The Ruricolist is now available in print.

On Quirk

Quirkiness is what breeziness was: the style of the writer who writes not as a maker, but as a performer. It may be interesting to compare the two. Breezy and quirky are both inexhaustible. When you lay two breezy or quirky pieces by the same author end-to-end, the grain matches up where the word count cuts off. They are as reliable and predictable as utilities and readers love them for it: the breezy or quirky writer who is not absolutely incompetent can expect their following, however small, to be loyal and loud.

Breezy and quirky do the same job, but in different ways. Breezy is world-wise and wide-awake; quirky is innocent and dreamy. Breezy is suspicious and confrontational; quirky is trusting and fragile. Both are overbearing, but breezy is pushy where quirky is cloying. Breezy is cool and takes things in stride; quirky is breathless and labile. Breezy is a mover, in constant, purposeful coming and going; quirky is a dweller, a homebody. Even when quirky travels, it settles. (Corollary: breezy and quirky both value living light, but for different reasons: breezy streamlines where quirky simplifies.) Breezy and quirky are both fun, but both under false pretenses: breezy is fun because it pretends to be ignorant; quirky is fun because it pretends to be crazy. Of course since real insanity (like real ignorance) is no fun at all, the insanity is aspirational: boredom becomes ADHD, neatness becomes OCD, absentmindedness becomes Alzheimer’s.

Both are ridiculous, but neither deserves mockery. True, breezy and quirky both talk about themselves, endlessly, but neither is narcissistic or needy. They claim interest vicariously, by representing something: whenever they are an x they are just another x. True, breezy and quirky are both indiscreet; but though they are highly personal they are totally unrevealing – a sacrificial persona intervenes between merely human writer and insatiable audience like a patronus.

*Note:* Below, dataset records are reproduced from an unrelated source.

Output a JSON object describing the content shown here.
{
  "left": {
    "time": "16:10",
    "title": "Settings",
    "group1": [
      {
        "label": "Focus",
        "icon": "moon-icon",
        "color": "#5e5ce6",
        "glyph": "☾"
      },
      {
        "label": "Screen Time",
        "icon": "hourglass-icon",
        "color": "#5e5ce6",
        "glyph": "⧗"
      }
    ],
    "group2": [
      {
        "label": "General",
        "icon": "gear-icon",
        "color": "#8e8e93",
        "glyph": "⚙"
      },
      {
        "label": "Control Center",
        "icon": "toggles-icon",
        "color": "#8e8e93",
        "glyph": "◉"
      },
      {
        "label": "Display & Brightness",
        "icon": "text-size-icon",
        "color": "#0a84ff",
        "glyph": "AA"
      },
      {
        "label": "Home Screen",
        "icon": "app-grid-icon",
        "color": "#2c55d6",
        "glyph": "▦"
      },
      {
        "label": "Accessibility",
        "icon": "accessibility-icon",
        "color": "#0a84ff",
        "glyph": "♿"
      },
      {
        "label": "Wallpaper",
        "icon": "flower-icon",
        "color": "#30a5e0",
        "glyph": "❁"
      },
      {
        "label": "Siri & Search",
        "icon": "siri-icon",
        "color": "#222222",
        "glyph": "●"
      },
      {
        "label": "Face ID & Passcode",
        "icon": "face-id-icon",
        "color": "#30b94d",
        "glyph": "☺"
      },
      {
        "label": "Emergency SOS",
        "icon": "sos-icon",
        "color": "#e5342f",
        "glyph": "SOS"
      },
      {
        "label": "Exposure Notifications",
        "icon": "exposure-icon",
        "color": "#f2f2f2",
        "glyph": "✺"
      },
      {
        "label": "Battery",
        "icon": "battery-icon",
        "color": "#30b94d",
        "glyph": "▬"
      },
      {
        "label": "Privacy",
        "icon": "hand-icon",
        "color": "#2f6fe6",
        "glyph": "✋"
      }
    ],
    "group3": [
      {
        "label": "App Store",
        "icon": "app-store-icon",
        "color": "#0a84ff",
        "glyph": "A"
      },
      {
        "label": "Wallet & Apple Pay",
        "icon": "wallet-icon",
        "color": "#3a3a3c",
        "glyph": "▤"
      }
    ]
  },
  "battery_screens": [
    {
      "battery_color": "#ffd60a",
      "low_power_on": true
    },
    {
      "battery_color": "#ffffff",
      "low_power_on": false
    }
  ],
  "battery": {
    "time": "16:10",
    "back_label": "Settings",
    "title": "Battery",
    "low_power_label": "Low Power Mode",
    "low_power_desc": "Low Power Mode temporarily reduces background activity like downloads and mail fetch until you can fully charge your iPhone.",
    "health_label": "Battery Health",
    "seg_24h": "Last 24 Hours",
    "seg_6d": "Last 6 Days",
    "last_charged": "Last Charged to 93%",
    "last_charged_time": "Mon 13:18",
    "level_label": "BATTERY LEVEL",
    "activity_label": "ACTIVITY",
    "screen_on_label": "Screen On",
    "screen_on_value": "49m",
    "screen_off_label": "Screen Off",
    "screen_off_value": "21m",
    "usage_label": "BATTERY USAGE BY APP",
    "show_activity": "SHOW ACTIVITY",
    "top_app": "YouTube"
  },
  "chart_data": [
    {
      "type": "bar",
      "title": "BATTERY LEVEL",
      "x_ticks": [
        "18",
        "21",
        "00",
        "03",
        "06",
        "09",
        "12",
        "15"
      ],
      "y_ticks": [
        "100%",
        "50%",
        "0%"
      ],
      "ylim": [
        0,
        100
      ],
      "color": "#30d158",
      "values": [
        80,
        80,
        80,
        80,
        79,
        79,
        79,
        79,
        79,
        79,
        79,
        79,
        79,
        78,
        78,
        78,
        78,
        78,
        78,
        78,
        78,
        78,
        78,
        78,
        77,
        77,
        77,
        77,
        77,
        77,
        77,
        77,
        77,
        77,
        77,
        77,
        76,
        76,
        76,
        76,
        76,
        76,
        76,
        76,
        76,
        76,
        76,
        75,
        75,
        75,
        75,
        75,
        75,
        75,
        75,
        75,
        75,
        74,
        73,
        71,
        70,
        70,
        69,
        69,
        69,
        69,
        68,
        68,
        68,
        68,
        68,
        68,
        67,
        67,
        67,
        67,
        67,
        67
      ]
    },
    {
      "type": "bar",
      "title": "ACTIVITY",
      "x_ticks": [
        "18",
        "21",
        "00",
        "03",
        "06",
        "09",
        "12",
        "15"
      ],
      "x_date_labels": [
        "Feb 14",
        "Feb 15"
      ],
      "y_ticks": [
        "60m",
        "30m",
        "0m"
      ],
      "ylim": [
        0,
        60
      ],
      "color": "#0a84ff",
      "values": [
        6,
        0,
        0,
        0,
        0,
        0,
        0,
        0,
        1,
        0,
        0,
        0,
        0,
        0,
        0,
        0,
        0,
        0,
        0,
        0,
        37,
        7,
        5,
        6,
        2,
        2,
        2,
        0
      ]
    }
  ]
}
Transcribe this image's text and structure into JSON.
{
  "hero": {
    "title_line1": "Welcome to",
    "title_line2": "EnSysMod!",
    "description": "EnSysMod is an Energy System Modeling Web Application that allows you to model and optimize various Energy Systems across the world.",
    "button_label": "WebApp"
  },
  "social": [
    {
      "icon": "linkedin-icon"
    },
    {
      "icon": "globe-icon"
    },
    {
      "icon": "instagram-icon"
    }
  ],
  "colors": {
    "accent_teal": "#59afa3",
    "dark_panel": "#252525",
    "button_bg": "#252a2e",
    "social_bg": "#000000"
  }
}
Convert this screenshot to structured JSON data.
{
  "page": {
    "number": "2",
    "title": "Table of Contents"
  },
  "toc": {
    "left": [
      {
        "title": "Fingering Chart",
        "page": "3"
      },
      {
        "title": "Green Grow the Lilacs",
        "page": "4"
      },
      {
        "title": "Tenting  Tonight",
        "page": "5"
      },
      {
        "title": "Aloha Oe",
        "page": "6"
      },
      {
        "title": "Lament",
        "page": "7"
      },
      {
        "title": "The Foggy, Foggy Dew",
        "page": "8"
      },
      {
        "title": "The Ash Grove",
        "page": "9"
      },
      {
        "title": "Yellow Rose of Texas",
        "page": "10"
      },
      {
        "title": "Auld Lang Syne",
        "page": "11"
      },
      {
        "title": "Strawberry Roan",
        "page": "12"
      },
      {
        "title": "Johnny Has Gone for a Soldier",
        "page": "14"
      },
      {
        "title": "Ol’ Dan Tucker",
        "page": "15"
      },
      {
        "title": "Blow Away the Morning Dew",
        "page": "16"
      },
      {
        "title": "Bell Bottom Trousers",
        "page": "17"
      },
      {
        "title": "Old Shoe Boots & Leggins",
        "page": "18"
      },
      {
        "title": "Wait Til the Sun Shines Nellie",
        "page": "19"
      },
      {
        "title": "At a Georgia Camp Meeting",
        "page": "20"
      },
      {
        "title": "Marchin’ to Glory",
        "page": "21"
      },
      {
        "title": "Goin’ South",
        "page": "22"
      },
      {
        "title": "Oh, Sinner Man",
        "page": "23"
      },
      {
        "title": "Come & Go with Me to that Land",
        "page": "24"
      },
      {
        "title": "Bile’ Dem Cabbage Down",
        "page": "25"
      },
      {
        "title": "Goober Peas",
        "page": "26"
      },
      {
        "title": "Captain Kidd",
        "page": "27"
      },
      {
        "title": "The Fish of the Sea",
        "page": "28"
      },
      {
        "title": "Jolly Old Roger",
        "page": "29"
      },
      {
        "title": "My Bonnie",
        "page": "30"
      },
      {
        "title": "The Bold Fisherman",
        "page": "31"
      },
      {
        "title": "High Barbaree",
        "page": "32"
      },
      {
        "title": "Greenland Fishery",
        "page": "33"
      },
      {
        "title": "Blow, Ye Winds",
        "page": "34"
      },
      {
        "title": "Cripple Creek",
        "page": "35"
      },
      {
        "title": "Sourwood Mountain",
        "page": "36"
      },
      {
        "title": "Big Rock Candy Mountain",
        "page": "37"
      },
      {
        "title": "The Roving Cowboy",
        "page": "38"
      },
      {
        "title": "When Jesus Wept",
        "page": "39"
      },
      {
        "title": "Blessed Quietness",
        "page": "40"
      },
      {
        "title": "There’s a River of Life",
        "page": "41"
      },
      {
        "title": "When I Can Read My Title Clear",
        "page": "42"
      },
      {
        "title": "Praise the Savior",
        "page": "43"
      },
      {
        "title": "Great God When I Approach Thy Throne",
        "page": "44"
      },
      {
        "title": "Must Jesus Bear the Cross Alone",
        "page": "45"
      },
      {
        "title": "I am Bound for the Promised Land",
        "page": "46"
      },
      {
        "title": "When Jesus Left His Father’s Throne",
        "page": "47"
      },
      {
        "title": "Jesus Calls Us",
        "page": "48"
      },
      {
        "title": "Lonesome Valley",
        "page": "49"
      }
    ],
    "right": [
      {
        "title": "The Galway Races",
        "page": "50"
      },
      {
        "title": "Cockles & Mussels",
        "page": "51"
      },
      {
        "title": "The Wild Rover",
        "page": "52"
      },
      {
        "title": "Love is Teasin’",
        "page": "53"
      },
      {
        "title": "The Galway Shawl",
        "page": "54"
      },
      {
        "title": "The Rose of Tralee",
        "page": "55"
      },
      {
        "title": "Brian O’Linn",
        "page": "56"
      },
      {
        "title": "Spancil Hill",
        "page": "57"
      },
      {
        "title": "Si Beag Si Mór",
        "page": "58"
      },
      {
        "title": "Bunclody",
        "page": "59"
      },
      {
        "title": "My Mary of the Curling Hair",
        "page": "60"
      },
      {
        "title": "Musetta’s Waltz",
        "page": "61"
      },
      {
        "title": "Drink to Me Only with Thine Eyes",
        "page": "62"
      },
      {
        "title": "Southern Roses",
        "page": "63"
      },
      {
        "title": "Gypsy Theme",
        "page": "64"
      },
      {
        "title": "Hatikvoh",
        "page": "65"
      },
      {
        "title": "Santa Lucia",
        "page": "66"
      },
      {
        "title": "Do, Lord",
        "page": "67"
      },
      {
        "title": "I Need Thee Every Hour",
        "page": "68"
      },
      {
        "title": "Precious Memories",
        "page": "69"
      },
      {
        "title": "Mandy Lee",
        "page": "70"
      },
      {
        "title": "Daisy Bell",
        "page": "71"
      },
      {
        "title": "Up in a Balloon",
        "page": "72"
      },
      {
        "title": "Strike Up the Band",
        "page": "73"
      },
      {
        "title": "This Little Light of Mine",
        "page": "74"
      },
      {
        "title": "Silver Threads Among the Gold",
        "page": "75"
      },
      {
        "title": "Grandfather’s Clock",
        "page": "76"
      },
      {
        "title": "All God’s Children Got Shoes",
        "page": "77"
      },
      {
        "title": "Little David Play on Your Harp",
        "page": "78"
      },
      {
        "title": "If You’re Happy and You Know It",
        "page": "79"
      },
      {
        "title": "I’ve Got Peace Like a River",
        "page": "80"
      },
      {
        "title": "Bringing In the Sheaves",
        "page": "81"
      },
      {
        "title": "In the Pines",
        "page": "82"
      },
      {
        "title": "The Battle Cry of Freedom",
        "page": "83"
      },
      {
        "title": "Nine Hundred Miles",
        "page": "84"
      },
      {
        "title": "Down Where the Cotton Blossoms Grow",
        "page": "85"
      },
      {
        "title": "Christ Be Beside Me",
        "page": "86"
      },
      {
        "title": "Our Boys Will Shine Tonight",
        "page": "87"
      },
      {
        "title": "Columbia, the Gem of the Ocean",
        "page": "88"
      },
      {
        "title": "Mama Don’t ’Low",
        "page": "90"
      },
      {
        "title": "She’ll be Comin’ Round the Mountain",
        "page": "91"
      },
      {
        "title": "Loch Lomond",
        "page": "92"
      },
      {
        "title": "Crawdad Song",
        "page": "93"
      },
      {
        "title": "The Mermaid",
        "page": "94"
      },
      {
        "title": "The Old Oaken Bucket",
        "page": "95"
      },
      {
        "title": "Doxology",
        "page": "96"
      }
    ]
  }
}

Of course neither is bad in itself. Archie Goodwin should be breezy; Amélie Poulain should be quirky. For the writer, breezy and quirky are both shams, but shams have their uses. Someone who demands that you be yourself deserves the same reaction as someone who demands that you go naked. Still, when they go wrong, breezy is very bad, but quirky is worse. Breeziness is at least an adult sham; but quirkiness is falsely childlike in the fairy-friendly way that only fools adults who have forgotten being children, when they would have caught fairies to pull their wings off.